Após alguns minutos (cinco talvez) algo ganha força no interior da tigela. É como se a massa fosse entendendo sua natureza, o desenvolvimento das circunstâncias, a atmosfera esboçada, o tônus necessário e seu movimento, então, começou a emergir de forma consistente e plástica. Era uma massa dilatada. Com atitude e presença.  (parece que estou falando do ator).

Chamo a atenção, pois, a natureza do labor empreendido. Em dois momentos, houve um total dilaceramento dos sentidos (estou lendo Rimbaud) nas misturas pré-existentes: as claras de ovo e, depois, as claras em neve (a propósito, me questionei durante esta experiência quanto a história das claras em neve. Em que momento alguém teve a feliz idéia de pegar um ovo, separar as duas substâncias nele contidas assim distinguidas por cor e textura e bater a mais “clara” até esta se transformar em “claras em neve”, fiquei curioso…), após este estado inicial de desordem, uma nova organização passa a acontecer no interior da tigela da batedeira, é como se a substância desorientada, dilacerada compreendesse uma outra lógica de sentido que demandava uma forma diferente e com qualidades diferentes sem, para isso, perder o contato com a existência primeira. Além disso, ao tornar-se “claras em neve” e com o acréscimo do açúcar desorientar-se, dilacerar-se uma vez mais como já havia ocorrido ao sair do ovo, evidenciou-se que aquele acontecimento poderia se repetir muitas vezes ainda. Nesse sentido, poderia direcionar meu ponto de vista para o processo das misturas considerando que a cada dilaceramento e transformação houve um crescente de força, densidade, plasticidade, precisão, enfim, vários elementos que denotam um fluxo benéfico. Todavia, quero retornar a questão do tempo.

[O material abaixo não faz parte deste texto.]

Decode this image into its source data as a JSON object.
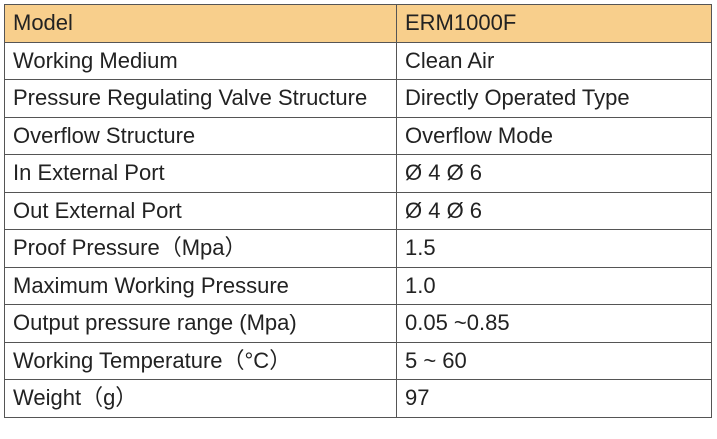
{
  "table": {
    "header": [
      "Model",
      "ERM1000F"
    ],
    "rows": [
      [
        "Working Medium",
        "Clean Air"
      ],
      [
        "Pressure Regulating Valve Structure",
        "Directly Operated Type"
      ],
      [
        "Overflow Structure",
        "Overflow Mode"
      ],
      [
        "In External Port",
        "Ø 4  Ø 6"
      ],
      [
        "Out External Port",
        "Ø 4  Ø 6"
      ],
      [
        "Proof Pressure（Mpa）",
        "1.5"
      ],
      [
        "Maximum Working Pressure",
        "1.0"
      ],
      [
        "Output pressure range (Mpa)",
        "0.05 ~0.85"
      ],
      [
        "Working Temperature（°C）",
        "5 ~ 60"
      ],
      [
        "Weight（g）",
        "97"
      ]
    ]
  }
}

A sequência do trabalho de feitura da receita doce foi de acréscimo de ingredientes intercalados por tempos de batida. Finalmente, chegou o momento de inserir o último elemento da receita. O fermento. Seguindo a risca as orientações escritas, coloquei a “colher de sopa” e bati por quarenta segundos. Um percurso mínimo e sutil. Um ingrediente posto em quantidade pequena e um tempo sugerido de mistura, curto. Contudo, o mesmo dilaceramento do sentidos ocorreu, a mesma apreensão quanto ao insucesso daquela ação apareceu e, no decorrer dos quarenta segundos rigorosamente contados, a massa foi se transformando e adquirindo novos leves matizes até finalizar-se no “ponto”, ou seja, como uma massa homogênea. Foi perceptível a mudança, a pequena mudança, da desordem para a nova ordem num intervalo de tempo curto, mas, necessário. Se eu parasse de bater segundos antes o efeito não se daria, minutos depois poderia desandar de novo. O mesmo ocorreu no assar. Quarenta minutos, dizia. Após o tempo transcorrido estava pronto e no ponto. Compreendi de imediato que as “três horas na geladeira” eram absolutamente inquestionáveis. O tempo foi decisivo em cada momento da criação culinária.

Finda nossa aventura laboriosa na cozinha. Olho o relógio e é hora do sol se por. São necessárias ainda três horas para a torta doce ficar pronta.